But critics say the requirements in HB 441 are not reasonable.
Steve DelBianco, president of NetChoice, an organization that advocates for limited government, competition and choice for the Internet and opposes HB 441, said that when people hold political signs at a shopping mall, members of the public understand that their views aren’t necessarily the same as the mall owners’ views.
“Put simply, who a platform accepts as a user and what content the platform tolerates from that user reflect on the platform’s public image,” he wrote in a memorandum to lawmakers.
And even if social media platforms becomes classified as common carriers, he said common carriers also have First Amendment rights. For instance, an airline can kick someone off a plane for wearing a T-shirt with words it doesn’t like.
“You don’t lose First Amendment protections just because you’re a common carrier,” he said.
“Both Florida and Texas also created new private lawsuit mechanisms for their citizens, similar to HB 441,” DelBianco said. “But in both Florida and Texas, the strong injunction opinions have apparently dissuaded any private citizens from bringing a lawsuit in either of those states.”

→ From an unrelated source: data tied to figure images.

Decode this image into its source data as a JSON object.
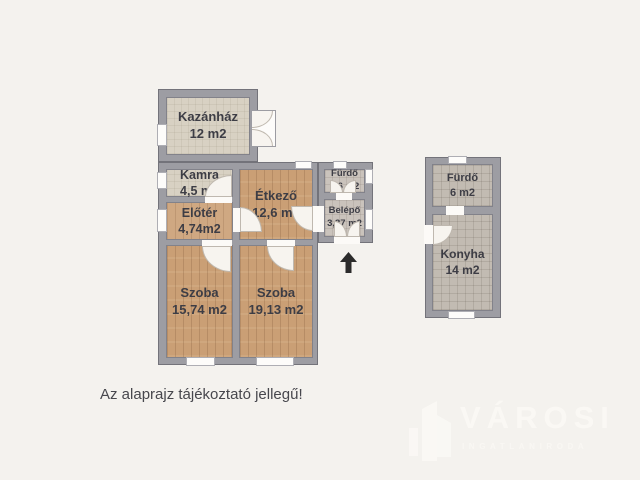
{
  "plan": {
    "note": "Az alaprajz tájékoztató jellegű!",
    "rooms": {
      "kazanhaz": {
        "name": "Kazánház",
        "area": "12 m2"
      },
      "kamra": {
        "name": "Kamra",
        "area": "4,5 m2"
      },
      "eloter": {
        "name": "Előtér",
        "area": "4,74m2"
      },
      "etkezo": {
        "name": "Étkező",
        "area": "12,6 m2"
      },
      "furdo_kis": {
        "name": "Fürdő",
        "area": "3,6 m2"
      },
      "belepo": {
        "name": "Belépő",
        "area": "3,37 m2"
      },
      "szoba_1": {
        "name": "Szoba",
        "area": "15,74 m2"
      },
      "szoba_2": {
        "name": "Szoba",
        "area": "19,13 m2"
      },
      "furdo_mellek": {
        "name": "Fürdő",
        "area": "6 m2"
      },
      "konyha": {
        "name": "Konyha",
        "area": "14 m2"
      }
    }
  },
  "branding": {
    "brand": "VÁROSI",
    "subtitle": "INGATLANIRODA"
  },
  "icons": {
    "entry_arrow": "arrow-up-icon",
    "logo_mark": "buildings-icon"
  },
  "colors": {
    "background": "#f4f2ee",
    "wall": "#9d9da3",
    "wood_floor": "#ca9f75",
    "screed_floor": "#d8d1c3",
    "tile_floor": "#cac3bc",
    "annex_tile_floor": "#c2bbb2",
    "label_text": "#3d3d45",
    "entry_arrow": "#2b2b2b",
    "logo": "#faf8f4"
  }
}
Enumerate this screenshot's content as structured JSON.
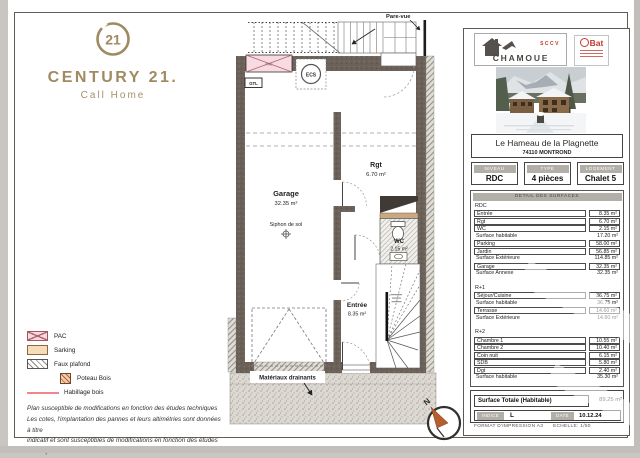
{
  "brand": {
    "seal_number": "21",
    "wordmark": "CENTURY 21.",
    "tagline": "Call Home"
  },
  "plan": {
    "labels": {
      "pare_vue": "Pare-vue",
      "pac": "PAC",
      "ecs": "ECS",
      "gtl": "GTL",
      "garage_name": "Garage",
      "garage_area": "32.35 m²",
      "siphon": "Siphon de sol",
      "rgt_name": "Rgt",
      "rgt_area": "6.70 m²",
      "wc_name": "WC",
      "wc_area": "2.15 m²",
      "entree_name": "Entrée",
      "entree_area": "8.35 m²",
      "materiaux": "Matériaux drainants",
      "north": "N"
    }
  },
  "legend": {
    "items": [
      {
        "key": "pac",
        "label": "PAC"
      },
      {
        "key": "sarking",
        "label": "Sarking"
      },
      {
        "key": "faux-plafond",
        "label": "Faux plafond"
      },
      {
        "key": "poteau-bois",
        "label": "Poteau Bois"
      },
      {
        "key": "habillage-bois",
        "label": "Habillage bois"
      }
    ],
    "notes": [
      "Plan susceptible de modifications en fonction des études techniques",
      "Les cotes, l'implantation des pannes et leurs altimétries sont données à titre",
      "indicatif et sont susceptibles de modifications en fonction des études techniques"
    ]
  },
  "panel": {
    "logos": {
      "sccv": "SCCV",
      "chamoue": "CHAMOUE",
      "bat": "Bat"
    },
    "title": "Le Hameau de la Plagnette",
    "subtitle": "74110 MONTROND",
    "meta": [
      {
        "label": "NIVEAU",
        "value": "RDC"
      },
      {
        "label": "TYPE",
        "value": "4 pièces"
      },
      {
        "label": "LOGEMENT",
        "value": "Chalet 5"
      }
    ],
    "detail_header": "DETAIL DES SURFACES",
    "sections": [
      {
        "name": "RDC",
        "rows": [
          {
            "label": "Entrée",
            "value": "8.35 m²",
            "boxed": true
          },
          {
            "label": "Rgt",
            "value": "6.70 m²",
            "boxed": true
          },
          {
            "label": "WC",
            "value": "2.15 m²",
            "boxed": true
          },
          {
            "label": "Surface habitable",
            "value": "17.20 m²",
            "boxed": false
          },
          {
            "label": "Parking",
            "value": "58.00 m²",
            "boxed": true
          },
          {
            "label": "Jardin",
            "value": "56.85 m²",
            "boxed": true
          },
          {
            "label": "Surface Extérieure",
            "value": "114.85 m²",
            "boxed": false
          },
          {
            "label": "Garage",
            "value": "32.35 m²",
            "boxed": true
          },
          {
            "label": "Surface Annexe",
            "value": "32.35 m²",
            "boxed": false
          }
        ]
      },
      {
        "name": "R+1",
        "rows": [
          {
            "label": "Séjour/Cuisine",
            "value": "36.75 m²",
            "boxed": true
          },
          {
            "label": "Surface habitable",
            "value": "36.75 m²",
            "boxed": false
          },
          {
            "label": "Terrasse",
            "value": "14.60 m²",
            "boxed": true
          },
          {
            "label": "Surface Extérieure",
            "value": "14.60 m²",
            "boxed": false
          }
        ]
      },
      {
        "name": "R+2",
        "rows": [
          {
            "label": "Chambre 1",
            "value": "10.55 m²",
            "boxed": true
          },
          {
            "label": "Chambre 2",
            "value": "10.40 m²",
            "boxed": true
          },
          {
            "label": "Coin nuit",
            "value": "6.15 m²",
            "boxed": true
          },
          {
            "label": "SDB",
            "value": "5.80 m²",
            "boxed": true
          },
          {
            "label": "Dgt",
            "value": "2.40 m²",
            "boxed": true
          },
          {
            "label": "Surface habitable",
            "value": "35.30 m²",
            "boxed": false
          }
        ]
      }
    ],
    "total": {
      "label": "Surface Totale (Habitable)",
      "value": "89.25 m²"
    },
    "indice": {
      "label": "INDICE",
      "value": "L"
    },
    "date": {
      "label": "DATE",
      "value": "10.12.24"
    },
    "footer": {
      "format": "FORMAT D'IMPRESSION A3",
      "scale": "ECHELLE: 1/50"
    }
  },
  "colors": {
    "brand_gold": "#9f8a61",
    "wall": "#6b6159",
    "pac_pink": "#f8dbe2",
    "sarking_tan": "#f6dcb8",
    "habillage_red": "#ee868b",
    "chip_grey": "#b2aea8",
    "logo_red": "#c0392b",
    "compass_orange": "#b65f2c"
  }
}
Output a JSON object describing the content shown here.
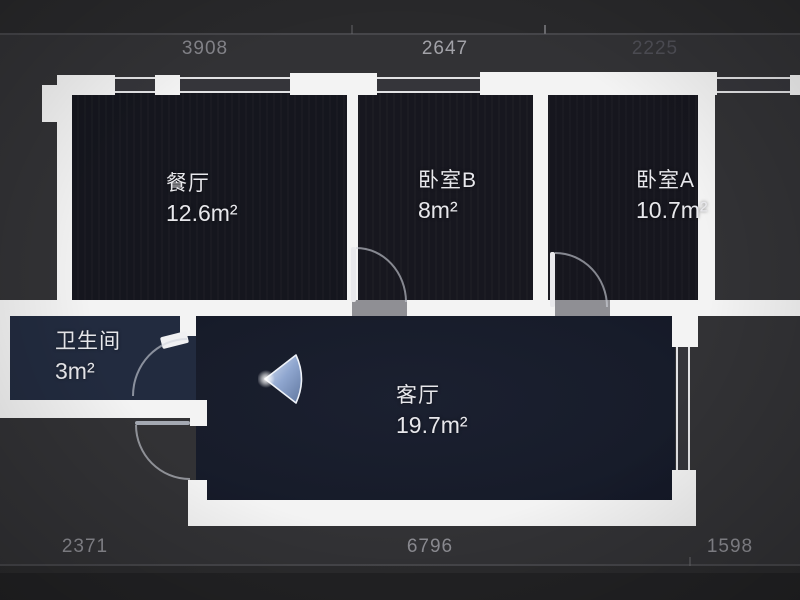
{
  "floorplan": {
    "rooms": [
      {
        "id": "dining",
        "name": "餐厅",
        "area": "12.6m²"
      },
      {
        "id": "bedroom-b",
        "name": "卧室B",
        "area": "8m²"
      },
      {
        "id": "bedroom-a",
        "name": "卧室A",
        "area": "10.7m²"
      },
      {
        "id": "bathroom",
        "name": "卫生间",
        "area": "3m²"
      },
      {
        "id": "living",
        "name": "客厅",
        "area": "19.7m²"
      }
    ],
    "dimensions": {
      "top": [
        "3908",
        "2647",
        "2225"
      ],
      "bottom": [
        "2371",
        "6796",
        "1598"
      ]
    },
    "icons": {
      "viewpoint": "panorama-viewpoint"
    },
    "colors": {
      "wall": "#f3f3f3",
      "dining": "#15161e",
      "bedroom": "#17171f",
      "bathroom": "#222b3f",
      "living": "#181d2b",
      "background": "#323235",
      "viewpoint_accent": "#9db4dd",
      "dimension_text": "#84848a"
    }
  }
}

The U.S. Supreme Court has previously ruled that states may protect First Amendment rights above the U.S. Constitution, as long as the state protections don’t conflict with the U.S. Constitution. But in this case, the First Amendment rights of the platforms would be violated, and federal law is supreme, DelBianco said.
The Columbus area is home to several data centers, including one owned by Facebook.
“Ohio rivals Northern Virginia for data centers, so the very same companies that would be subject to lawsuits under this law,” DelBianco said. “I get the politics, or some Republicans wanting this bill, but I wonder if Gov. (Mike) DeWine would sign it into law when it slaps the very same companies that are investing billions in Ohio’s economy, especially when that law will be held unconstitutional.”